Wednesday, July 14, 2010

Perspectives from a non-vegan spouse

Assembled ingredients for pistachio pesto
I’ve always been fairly cautious about what I consume. Sure I love decadence like the buttery crumbliness of pineapple tarts, various sticky sweetness of nonya kuehs, artery-clogging inducing coconut curries like Laksa, -- and the list could go on-- but that nagging guilt never fails to creep in even as I shovel in those tempting delights hand over fist. But you'll never catch me suggesting starting a diet.


In the food processor


So, when my hubs broke the news to me one fine day in early 2007 that he’d decided not to consume meat nor meat products  --like forever and for real -- I wasn’t fazed. Afterall, I could do with some sort of no-indulgence diet, meat or without. But unlike my hubs, my will to cut it out completely, lacked steel.


Pistachio pesto

I was, however, a little surprised that my dear hubs -- who has a reputed propensity towards cheeses and copious amount of baked lamb and beef --had the courage to turn vegan. Wouldn't vegetarianism have been a little easier to start off with? Afterall, there are tons of self-proclaimed vegetarians who consume dairy, eggs and even some who have placed fish and shellfish under a whole new vegetable group, and are still trimmer and healthier because of it.


 Sliced zucchini


I knew that his litany of reasons for doing so was not only for a  healthier lifestyle but also an ideological one. One that I regarded as a commendable "no" to an alarming increase in dodgy meat quality driven by our unwitting demand for industrialized animals. Plus, it was nice to see his soft, non-pregnant belly --that had ballooned over the years --shrink.
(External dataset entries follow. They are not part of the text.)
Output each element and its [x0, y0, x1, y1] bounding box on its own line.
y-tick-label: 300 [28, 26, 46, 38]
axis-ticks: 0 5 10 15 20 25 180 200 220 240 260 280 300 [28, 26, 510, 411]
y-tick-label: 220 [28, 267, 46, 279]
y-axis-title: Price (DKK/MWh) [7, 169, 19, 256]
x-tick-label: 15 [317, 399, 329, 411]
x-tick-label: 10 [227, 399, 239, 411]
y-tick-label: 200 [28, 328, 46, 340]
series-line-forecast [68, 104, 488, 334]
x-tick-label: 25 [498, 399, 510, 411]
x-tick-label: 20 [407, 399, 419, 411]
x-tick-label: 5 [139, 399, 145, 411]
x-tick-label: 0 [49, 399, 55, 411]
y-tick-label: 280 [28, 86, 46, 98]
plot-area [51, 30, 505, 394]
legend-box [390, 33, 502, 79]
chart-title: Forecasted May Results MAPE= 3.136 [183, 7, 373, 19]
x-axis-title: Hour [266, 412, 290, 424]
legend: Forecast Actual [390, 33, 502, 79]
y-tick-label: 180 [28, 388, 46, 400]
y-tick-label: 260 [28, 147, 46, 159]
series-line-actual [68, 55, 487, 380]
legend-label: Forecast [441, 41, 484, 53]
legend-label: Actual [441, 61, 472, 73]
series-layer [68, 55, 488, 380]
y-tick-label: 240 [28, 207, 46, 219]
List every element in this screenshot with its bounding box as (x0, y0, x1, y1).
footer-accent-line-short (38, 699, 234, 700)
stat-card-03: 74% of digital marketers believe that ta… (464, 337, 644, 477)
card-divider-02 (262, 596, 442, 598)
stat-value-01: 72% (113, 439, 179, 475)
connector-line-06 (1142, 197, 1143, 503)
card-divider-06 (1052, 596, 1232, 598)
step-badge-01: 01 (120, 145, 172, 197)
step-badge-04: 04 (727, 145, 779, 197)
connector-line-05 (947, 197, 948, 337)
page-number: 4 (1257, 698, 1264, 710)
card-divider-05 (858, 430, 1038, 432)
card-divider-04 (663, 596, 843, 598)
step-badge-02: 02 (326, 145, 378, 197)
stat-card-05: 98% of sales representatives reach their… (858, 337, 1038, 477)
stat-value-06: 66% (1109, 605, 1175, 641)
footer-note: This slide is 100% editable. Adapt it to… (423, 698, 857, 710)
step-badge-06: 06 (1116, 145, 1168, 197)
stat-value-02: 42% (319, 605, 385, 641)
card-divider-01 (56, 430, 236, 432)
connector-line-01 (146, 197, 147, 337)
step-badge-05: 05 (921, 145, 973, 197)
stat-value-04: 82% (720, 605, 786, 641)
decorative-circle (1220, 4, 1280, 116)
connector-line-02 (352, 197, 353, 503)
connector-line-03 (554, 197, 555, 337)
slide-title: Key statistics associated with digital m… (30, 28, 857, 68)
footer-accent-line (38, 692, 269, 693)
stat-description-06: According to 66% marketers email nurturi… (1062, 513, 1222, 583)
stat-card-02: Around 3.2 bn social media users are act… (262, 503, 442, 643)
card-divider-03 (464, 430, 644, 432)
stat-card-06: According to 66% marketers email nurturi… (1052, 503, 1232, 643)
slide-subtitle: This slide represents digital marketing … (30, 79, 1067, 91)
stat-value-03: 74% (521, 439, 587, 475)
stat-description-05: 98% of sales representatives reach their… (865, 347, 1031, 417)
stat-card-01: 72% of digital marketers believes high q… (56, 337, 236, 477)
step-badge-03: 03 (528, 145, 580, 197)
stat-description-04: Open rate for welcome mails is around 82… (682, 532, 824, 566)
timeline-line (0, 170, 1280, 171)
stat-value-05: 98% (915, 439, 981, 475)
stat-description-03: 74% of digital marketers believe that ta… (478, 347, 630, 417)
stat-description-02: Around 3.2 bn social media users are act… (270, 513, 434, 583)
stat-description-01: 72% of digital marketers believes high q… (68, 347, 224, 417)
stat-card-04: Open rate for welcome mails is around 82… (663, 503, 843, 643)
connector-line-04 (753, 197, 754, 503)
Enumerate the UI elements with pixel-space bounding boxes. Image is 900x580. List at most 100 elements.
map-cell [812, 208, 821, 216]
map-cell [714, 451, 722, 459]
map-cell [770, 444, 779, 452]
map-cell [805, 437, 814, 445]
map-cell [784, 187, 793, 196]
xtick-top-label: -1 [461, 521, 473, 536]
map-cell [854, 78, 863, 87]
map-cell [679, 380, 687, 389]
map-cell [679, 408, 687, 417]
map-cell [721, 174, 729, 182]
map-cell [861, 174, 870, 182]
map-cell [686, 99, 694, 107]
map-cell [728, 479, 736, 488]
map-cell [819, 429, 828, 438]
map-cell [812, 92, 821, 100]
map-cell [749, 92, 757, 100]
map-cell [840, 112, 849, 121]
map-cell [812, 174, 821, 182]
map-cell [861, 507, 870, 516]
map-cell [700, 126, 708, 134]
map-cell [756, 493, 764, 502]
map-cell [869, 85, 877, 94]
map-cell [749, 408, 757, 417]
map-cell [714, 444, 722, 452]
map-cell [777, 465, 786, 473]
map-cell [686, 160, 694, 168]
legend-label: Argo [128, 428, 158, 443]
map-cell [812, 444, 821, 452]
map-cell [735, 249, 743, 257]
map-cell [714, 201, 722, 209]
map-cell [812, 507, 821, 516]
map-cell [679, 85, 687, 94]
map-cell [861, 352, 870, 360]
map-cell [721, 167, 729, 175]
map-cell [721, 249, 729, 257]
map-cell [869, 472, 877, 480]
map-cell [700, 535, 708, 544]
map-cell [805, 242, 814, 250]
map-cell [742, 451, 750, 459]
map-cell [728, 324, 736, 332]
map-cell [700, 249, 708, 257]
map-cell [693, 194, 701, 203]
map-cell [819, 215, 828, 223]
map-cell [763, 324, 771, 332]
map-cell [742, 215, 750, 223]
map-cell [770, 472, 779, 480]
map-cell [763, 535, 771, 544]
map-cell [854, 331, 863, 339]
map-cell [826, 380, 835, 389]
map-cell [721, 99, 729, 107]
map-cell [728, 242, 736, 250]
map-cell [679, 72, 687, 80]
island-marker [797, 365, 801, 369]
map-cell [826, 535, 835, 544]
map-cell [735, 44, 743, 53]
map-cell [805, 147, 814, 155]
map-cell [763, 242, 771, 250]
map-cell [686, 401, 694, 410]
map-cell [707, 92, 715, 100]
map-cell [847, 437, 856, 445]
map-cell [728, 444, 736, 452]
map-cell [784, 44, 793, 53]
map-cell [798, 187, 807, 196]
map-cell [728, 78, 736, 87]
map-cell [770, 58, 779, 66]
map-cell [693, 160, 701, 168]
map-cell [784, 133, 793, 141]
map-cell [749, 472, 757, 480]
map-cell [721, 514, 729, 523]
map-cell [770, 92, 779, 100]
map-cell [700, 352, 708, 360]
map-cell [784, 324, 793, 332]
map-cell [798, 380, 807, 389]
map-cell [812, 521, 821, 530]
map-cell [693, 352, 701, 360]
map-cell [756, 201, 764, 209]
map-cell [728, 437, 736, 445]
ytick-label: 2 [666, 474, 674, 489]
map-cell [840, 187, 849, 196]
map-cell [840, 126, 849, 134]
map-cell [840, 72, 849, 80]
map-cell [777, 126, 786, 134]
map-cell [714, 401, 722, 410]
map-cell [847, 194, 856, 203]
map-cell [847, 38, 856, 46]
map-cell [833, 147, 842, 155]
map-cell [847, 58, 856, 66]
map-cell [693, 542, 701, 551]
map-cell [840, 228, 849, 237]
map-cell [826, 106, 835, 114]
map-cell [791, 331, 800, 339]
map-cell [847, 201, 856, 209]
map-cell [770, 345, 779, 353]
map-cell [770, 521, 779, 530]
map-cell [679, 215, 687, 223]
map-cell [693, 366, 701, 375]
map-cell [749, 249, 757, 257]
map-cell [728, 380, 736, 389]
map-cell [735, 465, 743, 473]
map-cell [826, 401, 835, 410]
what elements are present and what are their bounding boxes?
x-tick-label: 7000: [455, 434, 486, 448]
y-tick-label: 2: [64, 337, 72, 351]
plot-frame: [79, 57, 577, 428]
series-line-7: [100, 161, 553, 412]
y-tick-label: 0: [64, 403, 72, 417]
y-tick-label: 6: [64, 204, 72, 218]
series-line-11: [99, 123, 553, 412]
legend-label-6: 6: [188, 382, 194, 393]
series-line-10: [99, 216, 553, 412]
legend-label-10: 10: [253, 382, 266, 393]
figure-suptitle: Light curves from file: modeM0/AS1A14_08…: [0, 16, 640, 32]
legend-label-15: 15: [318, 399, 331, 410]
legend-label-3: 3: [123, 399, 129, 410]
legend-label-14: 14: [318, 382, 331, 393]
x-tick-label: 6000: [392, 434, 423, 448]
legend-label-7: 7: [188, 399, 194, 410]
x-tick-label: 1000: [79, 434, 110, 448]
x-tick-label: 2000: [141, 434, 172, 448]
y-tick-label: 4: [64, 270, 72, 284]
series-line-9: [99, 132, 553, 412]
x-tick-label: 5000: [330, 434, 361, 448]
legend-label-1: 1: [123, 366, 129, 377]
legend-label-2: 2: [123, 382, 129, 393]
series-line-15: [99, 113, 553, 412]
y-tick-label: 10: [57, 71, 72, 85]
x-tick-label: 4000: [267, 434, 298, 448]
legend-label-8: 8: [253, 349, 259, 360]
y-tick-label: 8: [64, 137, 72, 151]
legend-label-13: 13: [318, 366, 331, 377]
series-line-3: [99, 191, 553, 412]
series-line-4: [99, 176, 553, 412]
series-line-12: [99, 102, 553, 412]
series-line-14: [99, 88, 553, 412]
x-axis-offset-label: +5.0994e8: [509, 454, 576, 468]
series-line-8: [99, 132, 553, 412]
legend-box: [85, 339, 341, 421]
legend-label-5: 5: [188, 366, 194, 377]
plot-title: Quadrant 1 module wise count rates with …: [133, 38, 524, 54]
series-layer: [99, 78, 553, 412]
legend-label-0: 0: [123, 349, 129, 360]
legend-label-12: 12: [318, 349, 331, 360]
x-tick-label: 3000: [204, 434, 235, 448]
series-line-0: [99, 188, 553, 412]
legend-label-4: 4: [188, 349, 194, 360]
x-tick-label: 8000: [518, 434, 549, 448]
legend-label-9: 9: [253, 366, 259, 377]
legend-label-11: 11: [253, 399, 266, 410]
Tossed zucchini in pesto sauce


But the nobleness of his new diet started to wear thin as each meal became a challenge to think up. So-called vegetarian dishes in my repertoire still carried traces of meat. No cheese, milk, butter nor even honey? Take out the oyster sauce in my broccoli and kai lan; and the fish sauce out of my spicy Thai salad? What next? Separate the alphabets from the alphabet soup??


Add zesty mushrooms

I could have served up 2 carrot sticks, some cucumber slices and a slice of bread and called it a meal. But as it turned out, even some breads do contain milk solids and/or honey.


Pistachio pesto 'pasta' with zesty crimini mushrooms -- His meal

I started out trying to replicate non-vegan foods by substituting ingredients. Sometimes it worked but there were more disasters than not. Then an epiphany hit me one day, I realized that I would never be able to replicate flavours or textures like cheese (the soy ones are seriously strange if not, just tasteless goo) or how the way the warm, savoury juice from a meatball pervades our tastebuds. When I started appreciating vegetables for their subtle sweetness without feeling the urge to enhance that with cheese or meat, meal preparations started becoming easier. As my hubs so eloquently said, “You have to like vegetables if you are vegetarian or vegan. Otherwise, you are screwed.”


Pan-seared snapper with zesty spices -- the kids' and my meal

Certain concerned family members and friends have said in polite disgust that I was being a total pushover and that the hubs should cook his own meals considering the added stress and effort I was being put through. Not wanting to sound like some battered wife, the thought of separate cooking makes me uncomfortable. I do love preparing meals and I feel weirdly possessive over my kitchen. And as appreciative I am of his offers to cook, I always heave a sigh of relief when it is back in my rein.


The non-vegan meal -- not His.

Yes, my dear hubs is still vegan today and yes, he does still consume chocolate and salt and vinegar chips/crisps (they contain milk solids) even if those wouldn't qualify as vegan-proper. And I'm still a meat-eater even if I try to do my enlightened bit by buying local and organic produce. I haven't turned him loose in the kitchen to prepare his own meals whilst taking care of just mine and the kids. Quite the opposite. I continue to prepare all the meals. And, we still eat as a family.


Besides, at the end of the day, a shared meal with loved ones is possibly a tad more important than the meal preparation itself. Maybe that or perhaps I'm merely chalking up heavenly points that will earn me the suffering-wife's equivalent of 7 young virgins as promised by Mohammed to martyrs!


His empty plate. Coincidentally, it looked just like mine.